Concha Y Toro ferait donc figure de bon élève alors que les manifestations ont fait rage dans toutes les grandes villes chiliennes.


Depuis mon départ, elles se sont tues. En effet, la contestation a depuis été stoppée par l’arrivée d’une autre difficulté à surmonter pour les Chiliens, en ce début d'année 2020 : la pandémie mondiale causée par le Covid-19.


Néanmoins, je gage que le regard incandescent de cet étudiant n’est pas prêt de s’éteindre, comme son combat vital pour un futur meilleur et pour le droit fondamental à une vie décente.


Une étudiante dans les rues de Santiago, Novembre 2019.
Une étudiante dans les rues de Santiago, Novembre 2019.

Le soleil est encore haut alors que nous reprenons la route vers Santiago.
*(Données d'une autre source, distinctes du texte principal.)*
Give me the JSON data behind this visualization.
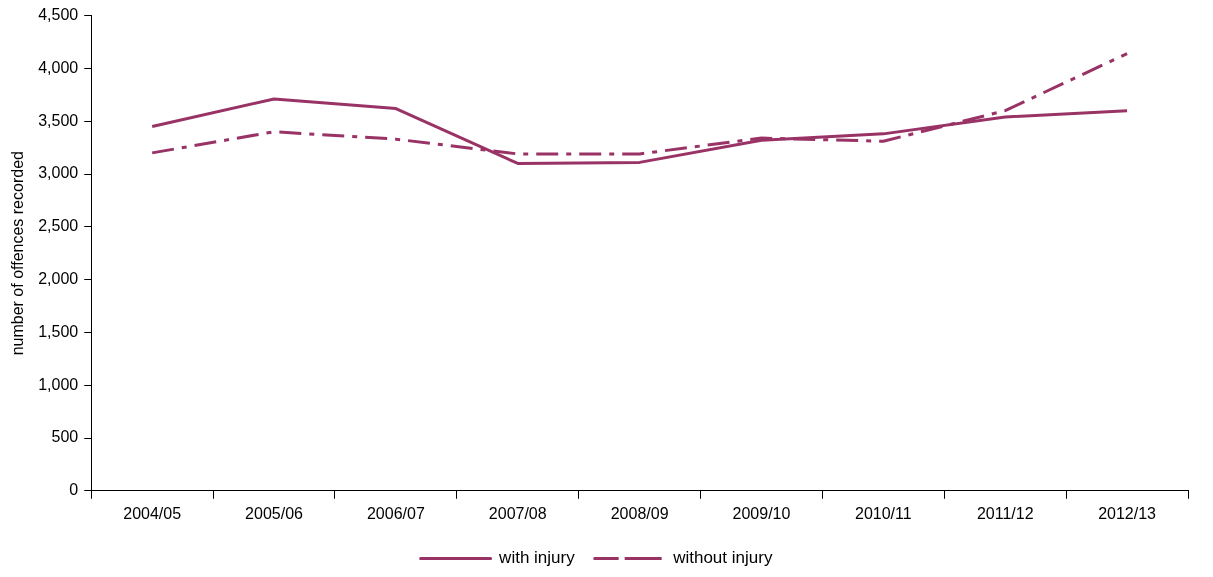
{
  "chart_data": {
    "type": "line",
    "ylabel": "number of offences recorded",
    "categories": [
      "2004/05",
      "2005/06",
      "2006/07",
      "2007/08",
      "2008/09",
      "2009/10",
      "2010/11",
      "2011/12",
      "2012/13"
    ],
    "series": [
      {
        "name": "with injury",
        "color": "#993366",
        "line_style": "solid",
        "values": [
          3450,
          3710,
          3620,
          3100,
          3110,
          3320,
          3380,
          3540,
          3600
        ]
      },
      {
        "name": "without injury",
        "color": "#993366",
        "line_style": "dashdot",
        "values": [
          3200,
          3400,
          3330,
          3190,
          3190,
          3340,
          3310,
          3600,
          4140
        ]
      }
    ],
    "ylim": [
      0,
      4500
    ],
    "yticks": [
      0,
      500,
      {
        "value": 1000,
        "label": "1,000"
      },
      {
        "value": 1500,
        "label": "1,500"
      },
      {
        "value": 2000,
        "label": "2,000"
      },
      {
        "value": 2500,
        "label": "2,500"
      },
      {
        "value": 3000,
        "label": "3,000"
      },
      {
        "value": 3500,
        "label": "3,500"
      },
      {
        "value": 4000,
        "label": "4,000"
      },
      {
        "value": 4500,
        "label": "4,500"
      }
    ],
    "grid": false,
    "legend": "bottom",
    "marker": "none"
  }
}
Il nous faut partir tôt car les manifestants vont bientôt bloquer l’autoroute, avec plusieurs barrages entre Curico et Rancagua.





Annexes :


Crédits photos : La majorité des photos de manifestations m'ont été envoyées par des Chiliens de tous âges, et de tous bords politiques, ils sont néanmoins tous concernés par la situation sociale de leur pays. Un grand merci pour leurs contributions.



(2) Le débourbage classique est le fait de laisser sédimenter par gravité naturelle les particules solides du moût (jus) de raisin blanc ou rosé avant sa fermentation. Ces fragments de pellicules, rafles, pépins sont donc entraînés par leur poids vers le bas de la cuve. On soutire ensuite les jus clairs en faisant attention de ne pas aspirer les “bourbes”.

Trop débourber et donc trop clarifier le moût, c’est prendre un risque que la fermentation ne parte pas car les particules en suspensions sont des nutriments pour les levures. Pas assez débourber, c’est ne pas atteindre un certain potentiel aromatique. Mais ce procédé n’est évidemment pas systématique dans l’élaboration du vin blanc ou rosé.

La clarification par flottation permet quant à elle d’accélérer le processus du débourbage qui dure normalement de 24 à 48 heures. On “colle” le vin c’est à dire qu’on y ajoute une substance d’origine végétale protéique comme la bentonite, qui s’agrège avec les matières solides en suspension. C’est le “flocon”. Ensuite, on injecte un gaz inerte en bas de la cuve qui va rendre ces flocons plus légers que le moût et les faire remonter en haut de la cuve où ils seront éliminés. Ce processus dure entre 3 et 6 heures selon la turbidité du moût soit 10 fois moins de temps.